The film, which centers on a club named the Tower, features far more jazz than my-dog-done-got-shot blues. And the sets (dark and dank and dripping with moisture) look as if they were appropriated from one of the "Alien" sequels.

The idea, and I'm assuming this, is that the film is meant to be set out of time, which is pretentious-filmmaker speak for not quite the '30s and not quite the '40s. Think steampunk, that sub-subgenre in which cars fly, but with propellers, not jet engines.

Nothing flew, however.

My attention, perhaps. The story involves a young club owner (played by Gabriel Mann) who owes money to gangsters. He has a star performer ("a real belter") played by Bijou Phillips, who makes a great dame, but Koteas' police lieutenant enters into the club one night (there's little daylight on Planet Noir) and urges a replacement -- a milk-faced chanteuse of the long, slow burn, played by Izabella Miko. There's more story, I suppose: Chaz, our club owner, is mourning the apparent suicide of his father, except you know it wasn't a suicide because Chaz's father was the head of a power company, an additional mysterious wrinkle.

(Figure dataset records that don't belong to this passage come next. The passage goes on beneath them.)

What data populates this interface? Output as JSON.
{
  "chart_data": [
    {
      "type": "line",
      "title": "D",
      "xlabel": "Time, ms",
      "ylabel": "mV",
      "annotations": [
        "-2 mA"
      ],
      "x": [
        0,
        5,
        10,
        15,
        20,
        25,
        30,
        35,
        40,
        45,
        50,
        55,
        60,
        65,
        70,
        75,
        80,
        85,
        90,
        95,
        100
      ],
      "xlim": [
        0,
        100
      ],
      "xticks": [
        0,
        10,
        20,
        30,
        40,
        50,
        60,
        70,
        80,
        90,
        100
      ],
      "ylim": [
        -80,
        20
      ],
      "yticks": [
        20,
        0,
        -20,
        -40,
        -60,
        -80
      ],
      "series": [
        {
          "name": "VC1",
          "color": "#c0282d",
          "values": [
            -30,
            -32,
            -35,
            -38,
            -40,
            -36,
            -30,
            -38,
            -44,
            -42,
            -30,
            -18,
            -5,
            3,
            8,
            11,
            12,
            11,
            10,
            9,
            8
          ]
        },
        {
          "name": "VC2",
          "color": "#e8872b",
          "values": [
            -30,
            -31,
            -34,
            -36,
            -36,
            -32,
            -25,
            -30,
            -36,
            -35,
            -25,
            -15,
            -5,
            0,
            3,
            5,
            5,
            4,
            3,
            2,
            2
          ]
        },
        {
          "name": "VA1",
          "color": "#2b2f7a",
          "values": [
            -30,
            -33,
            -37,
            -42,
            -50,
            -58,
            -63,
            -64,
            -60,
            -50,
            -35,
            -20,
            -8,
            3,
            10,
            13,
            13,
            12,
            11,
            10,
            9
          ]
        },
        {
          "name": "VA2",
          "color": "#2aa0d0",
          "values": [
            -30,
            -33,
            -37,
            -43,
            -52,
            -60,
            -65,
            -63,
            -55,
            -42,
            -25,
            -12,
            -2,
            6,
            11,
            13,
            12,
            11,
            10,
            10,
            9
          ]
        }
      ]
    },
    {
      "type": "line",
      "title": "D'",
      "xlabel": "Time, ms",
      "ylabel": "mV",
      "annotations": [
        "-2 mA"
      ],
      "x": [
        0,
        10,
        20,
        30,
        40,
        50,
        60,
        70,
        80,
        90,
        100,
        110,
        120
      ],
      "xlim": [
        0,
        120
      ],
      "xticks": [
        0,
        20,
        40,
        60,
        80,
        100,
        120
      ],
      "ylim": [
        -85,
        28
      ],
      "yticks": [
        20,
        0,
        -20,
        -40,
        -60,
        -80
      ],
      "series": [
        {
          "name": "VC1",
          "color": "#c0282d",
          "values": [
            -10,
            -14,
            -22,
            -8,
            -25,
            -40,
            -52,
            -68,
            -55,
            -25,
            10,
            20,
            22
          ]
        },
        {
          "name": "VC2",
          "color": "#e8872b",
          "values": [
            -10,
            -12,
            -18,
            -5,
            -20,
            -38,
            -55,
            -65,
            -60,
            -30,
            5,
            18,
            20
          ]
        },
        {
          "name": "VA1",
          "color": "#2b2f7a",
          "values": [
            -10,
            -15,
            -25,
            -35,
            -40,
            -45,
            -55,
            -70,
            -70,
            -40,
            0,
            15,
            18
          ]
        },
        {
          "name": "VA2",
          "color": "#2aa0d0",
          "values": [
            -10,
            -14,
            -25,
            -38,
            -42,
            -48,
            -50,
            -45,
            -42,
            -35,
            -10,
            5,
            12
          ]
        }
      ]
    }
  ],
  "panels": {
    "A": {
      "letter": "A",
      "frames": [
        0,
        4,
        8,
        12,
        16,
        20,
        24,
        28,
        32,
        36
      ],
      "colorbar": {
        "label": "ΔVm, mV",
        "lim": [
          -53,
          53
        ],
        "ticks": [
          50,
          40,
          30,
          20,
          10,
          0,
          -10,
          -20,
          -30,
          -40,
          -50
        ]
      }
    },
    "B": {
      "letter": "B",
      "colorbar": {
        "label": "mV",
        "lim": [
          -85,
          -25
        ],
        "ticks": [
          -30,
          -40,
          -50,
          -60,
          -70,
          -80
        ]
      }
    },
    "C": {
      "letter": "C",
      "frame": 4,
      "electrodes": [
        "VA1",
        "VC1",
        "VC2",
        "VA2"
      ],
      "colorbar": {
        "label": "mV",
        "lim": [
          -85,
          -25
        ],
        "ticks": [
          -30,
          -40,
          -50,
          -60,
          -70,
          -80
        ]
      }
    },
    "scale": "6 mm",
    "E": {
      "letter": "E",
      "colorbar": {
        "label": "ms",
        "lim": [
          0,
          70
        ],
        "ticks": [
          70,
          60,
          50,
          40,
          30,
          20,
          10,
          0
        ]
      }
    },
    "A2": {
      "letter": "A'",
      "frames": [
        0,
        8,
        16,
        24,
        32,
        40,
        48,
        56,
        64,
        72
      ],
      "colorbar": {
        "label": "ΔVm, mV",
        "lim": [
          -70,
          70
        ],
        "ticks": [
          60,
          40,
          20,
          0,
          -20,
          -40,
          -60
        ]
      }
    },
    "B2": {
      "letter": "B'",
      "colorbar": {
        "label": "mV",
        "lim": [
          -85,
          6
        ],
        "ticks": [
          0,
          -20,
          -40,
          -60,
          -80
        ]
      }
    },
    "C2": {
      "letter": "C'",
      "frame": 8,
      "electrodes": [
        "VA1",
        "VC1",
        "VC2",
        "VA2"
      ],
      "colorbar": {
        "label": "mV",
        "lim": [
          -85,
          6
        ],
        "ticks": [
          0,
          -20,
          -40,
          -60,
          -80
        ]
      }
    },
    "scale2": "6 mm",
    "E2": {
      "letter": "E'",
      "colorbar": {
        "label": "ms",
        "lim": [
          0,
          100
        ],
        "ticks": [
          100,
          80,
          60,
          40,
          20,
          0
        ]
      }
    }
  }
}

Which brings me to maybe the one clever idea in "Dark Streets": Director Rachel Stevens, paying homage to not only jazz and blues and the '30s and the '40s and "Blade Runner" but film noir, has the power drop out every few scenes, throwing the club and the city (an unnamed Every Noir Town) into pitch blackness.

On second thought, a pretty literal shorthand for noir, no? Perhaps, but then "Dark Streets" is entirely a stylistic exercise, hollow and ugly, studded with a handful of hard-to-recall musical numbers and original songs (Etta James, Dr. John), and so desperate to come off like a fever dream that the very edges of the picture are smudgy and gauzy.

No snow globe enters a scene, for instance, without the sole purpose of sliding out of a palm and smashing. And there is an angel of death, who is pale and silent and tall and who wanders through the plot like a deathly ill Mr. Magoo.

It's the kind of movie so shameless it even adds a way to make you feel lousy on the way out of the theater -- there's a disclaimer that "Dark Streets" was made in honor of the displaced musicians of New Orleans.

Half the film's profits will go to them. Which is generous until you think, what's half of $3,000?

 

 

MPAA rating: R (for some sexual content, drug use and brief violent images).

Running time: 1:23.

Starring: Gabriel Mann (Chaz); Bijou Phillips (Crystal); Elias Koteas (the Lieutenant); Izabella Mike (Maddie).

Directed by Rachel Samuels; written by Wallace King and Glenn M. Stewart; music by George Acogny, James Compton, Tim Brown and Tony Demeur; production design by Frank Bollinger; produced by Claus Clausen, Corina Danckwerts and Andrea Balen. A Samuel Goldwyn Films release.